The Band never played "Daniel and the Sacred Harp" live.

==Performers==

- Levon Helm – 1st lead vocal, 12 string acoustic guitar
- Richard Manuel – 2nd lead vocal, drums
- Rick Danko – double bass, violin
- Robbie Robertson – electric guitar, autoharp
- Garth Hudson – pump organ

==Other versions==
An alternate take of "Daniel and the Sacred Harp" was included on the 2000 rerelease of Stage Fright. Marcus described this version as "an intimate drama" in which Helm hums the music that Danko plays on the fiddle on the official version.
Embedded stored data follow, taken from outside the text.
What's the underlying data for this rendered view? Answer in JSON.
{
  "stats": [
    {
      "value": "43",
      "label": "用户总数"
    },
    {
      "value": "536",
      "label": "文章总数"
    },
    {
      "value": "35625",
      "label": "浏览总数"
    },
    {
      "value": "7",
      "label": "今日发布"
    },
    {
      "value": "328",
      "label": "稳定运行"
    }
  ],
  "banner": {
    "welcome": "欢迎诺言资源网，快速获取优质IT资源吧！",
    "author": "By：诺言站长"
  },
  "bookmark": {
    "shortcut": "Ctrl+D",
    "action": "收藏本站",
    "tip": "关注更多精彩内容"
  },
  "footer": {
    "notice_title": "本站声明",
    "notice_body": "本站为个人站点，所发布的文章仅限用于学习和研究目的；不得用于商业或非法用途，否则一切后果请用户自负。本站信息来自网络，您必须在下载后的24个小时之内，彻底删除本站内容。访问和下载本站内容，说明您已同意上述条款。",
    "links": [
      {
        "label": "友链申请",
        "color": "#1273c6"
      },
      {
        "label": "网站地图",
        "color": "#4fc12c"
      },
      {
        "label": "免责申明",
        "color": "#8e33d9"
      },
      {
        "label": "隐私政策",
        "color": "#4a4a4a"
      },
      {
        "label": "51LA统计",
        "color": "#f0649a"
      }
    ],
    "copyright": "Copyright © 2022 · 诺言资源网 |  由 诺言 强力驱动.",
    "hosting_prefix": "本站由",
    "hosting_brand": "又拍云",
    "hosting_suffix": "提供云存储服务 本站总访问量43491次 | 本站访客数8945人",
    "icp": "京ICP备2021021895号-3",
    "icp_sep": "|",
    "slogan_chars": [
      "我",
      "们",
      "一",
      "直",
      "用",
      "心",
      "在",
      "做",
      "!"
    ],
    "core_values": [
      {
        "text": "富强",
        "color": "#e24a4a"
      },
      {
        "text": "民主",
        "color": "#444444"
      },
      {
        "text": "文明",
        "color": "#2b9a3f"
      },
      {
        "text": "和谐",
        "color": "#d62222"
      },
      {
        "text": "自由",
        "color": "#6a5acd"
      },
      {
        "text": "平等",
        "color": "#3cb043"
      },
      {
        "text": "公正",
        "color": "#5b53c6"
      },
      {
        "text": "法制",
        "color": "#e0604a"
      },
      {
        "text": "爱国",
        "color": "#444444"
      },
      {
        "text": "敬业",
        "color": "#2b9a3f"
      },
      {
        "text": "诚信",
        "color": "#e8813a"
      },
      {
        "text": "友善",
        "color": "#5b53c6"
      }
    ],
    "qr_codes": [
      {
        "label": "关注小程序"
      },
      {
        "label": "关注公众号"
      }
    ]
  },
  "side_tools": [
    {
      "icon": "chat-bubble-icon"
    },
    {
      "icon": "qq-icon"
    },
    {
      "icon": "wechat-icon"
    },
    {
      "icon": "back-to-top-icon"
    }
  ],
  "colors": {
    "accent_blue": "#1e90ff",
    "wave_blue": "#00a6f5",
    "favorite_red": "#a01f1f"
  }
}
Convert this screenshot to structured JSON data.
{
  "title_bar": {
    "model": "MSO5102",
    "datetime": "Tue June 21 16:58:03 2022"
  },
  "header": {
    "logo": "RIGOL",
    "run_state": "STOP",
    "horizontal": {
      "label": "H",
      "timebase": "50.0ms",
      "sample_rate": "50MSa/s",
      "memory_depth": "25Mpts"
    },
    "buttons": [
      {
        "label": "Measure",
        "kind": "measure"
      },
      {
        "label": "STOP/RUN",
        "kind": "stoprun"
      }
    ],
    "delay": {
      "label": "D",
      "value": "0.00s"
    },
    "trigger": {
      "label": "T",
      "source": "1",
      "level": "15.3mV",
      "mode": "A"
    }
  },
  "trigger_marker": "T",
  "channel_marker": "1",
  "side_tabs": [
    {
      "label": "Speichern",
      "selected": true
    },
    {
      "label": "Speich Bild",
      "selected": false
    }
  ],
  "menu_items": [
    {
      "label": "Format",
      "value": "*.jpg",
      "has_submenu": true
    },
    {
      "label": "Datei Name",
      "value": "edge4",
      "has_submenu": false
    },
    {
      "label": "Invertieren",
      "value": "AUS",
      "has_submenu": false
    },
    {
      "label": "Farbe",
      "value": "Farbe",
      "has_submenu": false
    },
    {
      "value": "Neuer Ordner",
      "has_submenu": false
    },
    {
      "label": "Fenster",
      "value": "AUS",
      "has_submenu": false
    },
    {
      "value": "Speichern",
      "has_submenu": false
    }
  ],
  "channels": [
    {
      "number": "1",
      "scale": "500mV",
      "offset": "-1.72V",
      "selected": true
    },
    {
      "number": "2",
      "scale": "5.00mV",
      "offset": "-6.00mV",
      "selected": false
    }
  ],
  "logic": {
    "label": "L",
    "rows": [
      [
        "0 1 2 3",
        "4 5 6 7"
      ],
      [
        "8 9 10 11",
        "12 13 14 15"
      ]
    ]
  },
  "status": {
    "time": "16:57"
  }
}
Marcus states that in this version "you can hear people reaching out to each other, but you can hear their estrangement before and after you hear them reaching out."

Barrence Whitfield and Tom Russell covered "Daniel and the Sacred Harp" on the 1993 album Cowboy Mambo. Allmusic critic Jeff Burger describes the choice to include the song part of what gives the album an "inspired program of tunes." Billboard Magazine regards it as a highlight of the album and says that the performance "positively pump[s] with heartfelt emotion."